I first learned about momentum investing from Gary Antonacci’s book “Dual Momentum Investing: An Innovative Strategy for Higher Returns with Lower Risk“.
The idea of momentum investing is that once you’re on board with a strong trend, you should stay on board as long as that trend keeps up. It is tempting to pull out when you start to make money, but that is an amateur’s mistake. Legendary trader Jesse Livermore said,
Big money is not in the individual fluctuations, but in sizing up the entire market and its trend… Prices are never too high to begin buying or too low to begin selling.
Letting profits run is one of the top 5 traits of successful traders. You need not be a trader yourself but you should understand that is how money is made.
Cut losses as needed
The other side of momentum trading is to cut losses, which essentially means letting go of an investment as soon as it becomes clear it’s not working out.
Human nature is often to hold on and withstand early losses in the hopes of a turnaround. But there is no one-way train and any momentum will stop at some point in time.
When a trend reverses, it is most likely to continue for some time. Practically, you won’t be able to get out at the exact turning point, but it is better to leave the battlefield when you’re only a little bit down instead of exposing yourself to be completed wounded.
Have a rule-based system
Momentum investing not a new strategy, and it has served the institutions well for decades. Therefore, there are already many fairly established systems and mathematics in place to identify the trends.

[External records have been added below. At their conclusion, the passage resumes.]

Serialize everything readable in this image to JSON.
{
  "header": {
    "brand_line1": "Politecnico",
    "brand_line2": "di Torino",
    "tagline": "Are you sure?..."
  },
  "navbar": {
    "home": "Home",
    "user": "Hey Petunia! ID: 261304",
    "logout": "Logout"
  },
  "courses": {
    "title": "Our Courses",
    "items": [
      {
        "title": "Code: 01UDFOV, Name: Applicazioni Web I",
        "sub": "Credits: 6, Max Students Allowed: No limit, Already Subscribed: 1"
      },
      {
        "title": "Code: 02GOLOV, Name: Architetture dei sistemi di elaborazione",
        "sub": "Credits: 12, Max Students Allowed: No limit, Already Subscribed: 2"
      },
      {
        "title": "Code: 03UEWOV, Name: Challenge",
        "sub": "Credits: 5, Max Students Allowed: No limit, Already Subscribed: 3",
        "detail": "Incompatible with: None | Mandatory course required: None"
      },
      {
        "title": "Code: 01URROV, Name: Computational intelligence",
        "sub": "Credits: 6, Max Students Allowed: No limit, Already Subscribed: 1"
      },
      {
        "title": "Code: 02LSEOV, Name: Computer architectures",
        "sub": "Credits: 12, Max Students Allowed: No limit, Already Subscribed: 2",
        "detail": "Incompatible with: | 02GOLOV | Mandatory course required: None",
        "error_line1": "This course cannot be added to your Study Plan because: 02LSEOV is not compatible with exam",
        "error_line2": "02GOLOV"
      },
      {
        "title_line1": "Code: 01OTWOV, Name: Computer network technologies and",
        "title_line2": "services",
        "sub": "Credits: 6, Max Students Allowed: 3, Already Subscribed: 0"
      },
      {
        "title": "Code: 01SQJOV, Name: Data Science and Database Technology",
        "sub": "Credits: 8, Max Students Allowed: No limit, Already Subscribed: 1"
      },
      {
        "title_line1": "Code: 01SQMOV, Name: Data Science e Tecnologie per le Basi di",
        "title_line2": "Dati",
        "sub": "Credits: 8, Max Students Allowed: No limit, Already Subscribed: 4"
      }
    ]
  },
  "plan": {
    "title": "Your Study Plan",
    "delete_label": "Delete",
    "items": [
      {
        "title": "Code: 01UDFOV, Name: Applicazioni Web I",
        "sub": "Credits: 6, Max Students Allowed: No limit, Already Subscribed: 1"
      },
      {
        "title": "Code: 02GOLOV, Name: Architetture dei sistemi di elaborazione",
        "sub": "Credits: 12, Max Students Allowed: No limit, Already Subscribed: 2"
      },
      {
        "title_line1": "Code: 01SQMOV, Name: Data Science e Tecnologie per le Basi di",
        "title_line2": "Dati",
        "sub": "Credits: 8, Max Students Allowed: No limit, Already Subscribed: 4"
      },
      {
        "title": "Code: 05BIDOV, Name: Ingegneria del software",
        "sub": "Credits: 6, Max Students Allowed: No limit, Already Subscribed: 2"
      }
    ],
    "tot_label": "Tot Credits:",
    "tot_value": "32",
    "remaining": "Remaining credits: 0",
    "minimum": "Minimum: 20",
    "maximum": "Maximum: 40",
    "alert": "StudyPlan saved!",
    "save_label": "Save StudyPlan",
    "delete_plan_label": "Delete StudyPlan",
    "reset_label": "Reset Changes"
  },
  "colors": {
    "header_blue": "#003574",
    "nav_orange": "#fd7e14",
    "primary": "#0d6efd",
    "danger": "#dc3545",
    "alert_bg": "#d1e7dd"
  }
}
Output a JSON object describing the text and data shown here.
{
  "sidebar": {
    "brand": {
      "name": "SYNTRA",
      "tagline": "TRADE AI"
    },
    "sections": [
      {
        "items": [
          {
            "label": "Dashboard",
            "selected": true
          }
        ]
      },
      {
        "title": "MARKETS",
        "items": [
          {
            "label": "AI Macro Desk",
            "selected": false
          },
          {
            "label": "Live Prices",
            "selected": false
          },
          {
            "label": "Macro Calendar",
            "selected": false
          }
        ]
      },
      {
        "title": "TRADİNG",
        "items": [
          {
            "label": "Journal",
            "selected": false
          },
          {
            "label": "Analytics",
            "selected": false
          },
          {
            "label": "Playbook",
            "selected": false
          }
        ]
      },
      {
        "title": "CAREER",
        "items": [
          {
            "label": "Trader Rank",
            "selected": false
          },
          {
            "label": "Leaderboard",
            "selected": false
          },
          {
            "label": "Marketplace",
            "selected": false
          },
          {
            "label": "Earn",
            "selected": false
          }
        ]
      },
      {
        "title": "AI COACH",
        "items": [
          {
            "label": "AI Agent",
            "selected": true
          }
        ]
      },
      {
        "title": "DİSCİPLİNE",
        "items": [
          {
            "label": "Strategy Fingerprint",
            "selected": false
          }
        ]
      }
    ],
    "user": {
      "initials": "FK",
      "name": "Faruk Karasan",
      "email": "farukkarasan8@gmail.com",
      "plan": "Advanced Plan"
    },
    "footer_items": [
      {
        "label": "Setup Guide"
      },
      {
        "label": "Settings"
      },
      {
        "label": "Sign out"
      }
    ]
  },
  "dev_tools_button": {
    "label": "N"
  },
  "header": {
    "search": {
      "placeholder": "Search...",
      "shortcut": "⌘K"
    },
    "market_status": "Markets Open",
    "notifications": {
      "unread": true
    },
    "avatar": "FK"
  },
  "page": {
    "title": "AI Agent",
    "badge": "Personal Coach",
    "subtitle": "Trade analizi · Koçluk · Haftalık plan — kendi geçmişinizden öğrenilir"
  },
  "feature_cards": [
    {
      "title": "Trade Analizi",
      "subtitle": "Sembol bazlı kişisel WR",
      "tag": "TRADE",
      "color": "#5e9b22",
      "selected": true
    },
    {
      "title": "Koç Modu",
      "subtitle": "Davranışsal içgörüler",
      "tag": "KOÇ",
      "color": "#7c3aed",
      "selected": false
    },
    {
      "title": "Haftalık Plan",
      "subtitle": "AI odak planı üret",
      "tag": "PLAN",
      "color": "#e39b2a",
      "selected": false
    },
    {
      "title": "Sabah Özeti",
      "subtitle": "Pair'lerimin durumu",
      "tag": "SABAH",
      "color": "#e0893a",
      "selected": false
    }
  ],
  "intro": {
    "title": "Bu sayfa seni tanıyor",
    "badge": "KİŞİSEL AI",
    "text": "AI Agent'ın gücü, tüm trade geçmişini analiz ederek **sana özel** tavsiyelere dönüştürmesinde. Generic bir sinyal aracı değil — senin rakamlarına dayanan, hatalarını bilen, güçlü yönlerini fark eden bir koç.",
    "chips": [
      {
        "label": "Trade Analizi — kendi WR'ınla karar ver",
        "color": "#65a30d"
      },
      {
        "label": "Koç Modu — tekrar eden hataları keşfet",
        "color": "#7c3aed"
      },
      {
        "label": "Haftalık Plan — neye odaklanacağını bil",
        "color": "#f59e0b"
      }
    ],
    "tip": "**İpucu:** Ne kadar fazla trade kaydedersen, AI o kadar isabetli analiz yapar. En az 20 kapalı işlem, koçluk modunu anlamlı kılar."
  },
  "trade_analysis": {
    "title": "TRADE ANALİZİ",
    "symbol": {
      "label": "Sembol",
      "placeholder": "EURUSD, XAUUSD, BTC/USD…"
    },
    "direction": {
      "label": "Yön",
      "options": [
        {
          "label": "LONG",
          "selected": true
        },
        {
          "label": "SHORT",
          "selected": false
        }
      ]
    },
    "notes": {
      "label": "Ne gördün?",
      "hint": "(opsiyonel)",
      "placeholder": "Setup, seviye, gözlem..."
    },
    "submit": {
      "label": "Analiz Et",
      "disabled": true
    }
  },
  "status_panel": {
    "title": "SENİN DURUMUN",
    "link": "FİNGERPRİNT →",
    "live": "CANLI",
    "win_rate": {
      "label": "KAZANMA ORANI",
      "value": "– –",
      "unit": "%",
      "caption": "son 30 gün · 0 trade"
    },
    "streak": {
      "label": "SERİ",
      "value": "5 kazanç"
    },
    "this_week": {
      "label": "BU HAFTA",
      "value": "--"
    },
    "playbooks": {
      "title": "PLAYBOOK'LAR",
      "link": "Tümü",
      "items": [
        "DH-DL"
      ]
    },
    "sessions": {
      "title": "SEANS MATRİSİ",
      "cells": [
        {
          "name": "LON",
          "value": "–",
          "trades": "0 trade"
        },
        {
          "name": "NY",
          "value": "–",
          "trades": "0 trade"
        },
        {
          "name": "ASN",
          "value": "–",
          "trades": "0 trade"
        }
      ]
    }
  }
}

That is good news for retail investors like us because you can leverage on those research if you know how.
All the secrets of success have been discovered, what is left is how to apply for it. – Ivan Guan
Momentum investing is not a secret. Just like any other investment strategies, it is difficult to practice at the beginning.
Even if you consider yourself financially literate or having some investment experiences, you should be patient and open-minded about how the result may turn out.
Momentum investing is not about predicting the future, but to use the available information now.
It is about identifying strong upward or downward movement that already exists in the stock market. You then look to capitalize, letting your profits run and cutting your losses as needed.